We all need to recalculate our plans, goals and expectations. In the whole process it’s worth to keep calm, stay nice and a bit objective towards your own self. It’s good to remember we ARE LEARNING to grow and become better – and that takes a little time. We have to realize that mistakes are stepping stones on the path to better life – and not insurmountable obstacles.
Not to mention the fact that it’s always worth to be nice. Everywhere. Have a very nice day, Dear Readers from the Harbour.
Still from Salt Lake City,
15.07.2012, 21:16 US Mountain Daylight Time
**Od lewej Vice-President and President of the Choir, one priest you may know, Mary Ellen Smoot and Lloyd D. Newell – the speaker.

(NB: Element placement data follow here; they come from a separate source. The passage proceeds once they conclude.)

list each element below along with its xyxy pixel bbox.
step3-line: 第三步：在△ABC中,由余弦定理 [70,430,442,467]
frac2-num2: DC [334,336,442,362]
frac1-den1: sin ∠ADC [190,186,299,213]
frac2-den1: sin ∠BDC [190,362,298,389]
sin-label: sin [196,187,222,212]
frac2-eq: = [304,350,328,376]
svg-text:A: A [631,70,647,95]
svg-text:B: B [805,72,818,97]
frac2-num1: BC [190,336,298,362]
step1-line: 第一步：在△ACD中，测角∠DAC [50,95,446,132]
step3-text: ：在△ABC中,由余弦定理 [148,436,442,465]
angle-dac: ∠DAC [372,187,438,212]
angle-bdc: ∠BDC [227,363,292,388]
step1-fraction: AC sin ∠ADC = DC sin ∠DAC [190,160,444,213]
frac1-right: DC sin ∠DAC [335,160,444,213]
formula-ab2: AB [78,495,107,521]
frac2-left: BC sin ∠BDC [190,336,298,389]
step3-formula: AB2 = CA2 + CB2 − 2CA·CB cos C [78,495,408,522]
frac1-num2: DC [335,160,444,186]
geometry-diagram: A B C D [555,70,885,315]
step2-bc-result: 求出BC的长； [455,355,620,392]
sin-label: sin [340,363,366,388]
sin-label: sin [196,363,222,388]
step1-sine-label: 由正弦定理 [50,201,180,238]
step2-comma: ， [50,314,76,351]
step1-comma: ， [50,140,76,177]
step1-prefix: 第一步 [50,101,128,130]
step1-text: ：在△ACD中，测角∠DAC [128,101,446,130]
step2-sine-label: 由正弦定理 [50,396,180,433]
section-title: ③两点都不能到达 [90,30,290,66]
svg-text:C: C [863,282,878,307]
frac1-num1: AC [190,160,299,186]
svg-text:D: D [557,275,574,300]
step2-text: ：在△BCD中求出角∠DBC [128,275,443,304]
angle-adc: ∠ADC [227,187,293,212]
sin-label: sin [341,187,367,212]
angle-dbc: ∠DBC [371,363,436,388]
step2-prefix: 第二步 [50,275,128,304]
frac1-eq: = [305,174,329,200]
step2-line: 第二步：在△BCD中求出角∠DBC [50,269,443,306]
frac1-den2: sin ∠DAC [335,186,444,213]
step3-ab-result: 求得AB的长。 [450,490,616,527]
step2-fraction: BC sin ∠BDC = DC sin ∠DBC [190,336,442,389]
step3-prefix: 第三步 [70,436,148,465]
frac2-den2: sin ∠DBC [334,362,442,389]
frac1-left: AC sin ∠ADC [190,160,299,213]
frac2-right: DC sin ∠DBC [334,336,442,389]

American Academy FertiltyCare Professionals annual meeting in Salt Lake City…
July 15, 2012 8:03 am
… is coming to an end. Even though it is the American Academy, the meeting has gathered people from outside America, too: Mexico, Canada, England, Ireland, Spain, Poland. Here they find the opportunity to extend their knowledge, consult in person the best specialists in the field of infertility treatment, share the joy of success and refresh friendships. Each of the participants experiences similar ups and downs; in their cities they often have to act in total isolation. They can talk about it here, find understanding and get insightful hints from the others.
The Canadian-Dutch friend that I meet at breakfast – and it is difficult for us to finish our conversations – has travelled here with his wife who takes part in the meeting. He and several other men who accompany their wives. But also the wives accompany their husbands. They take it as a chance to get to know each other better and to see why their life companions attach such great significance to their service. Because it happens all too often that spouses do not understand why their husband or wife she is so committed to their work.
Maybe you could use the time you spend together on holiday also to talk about your achievements and life’s passions. That’s what I wish to all of you.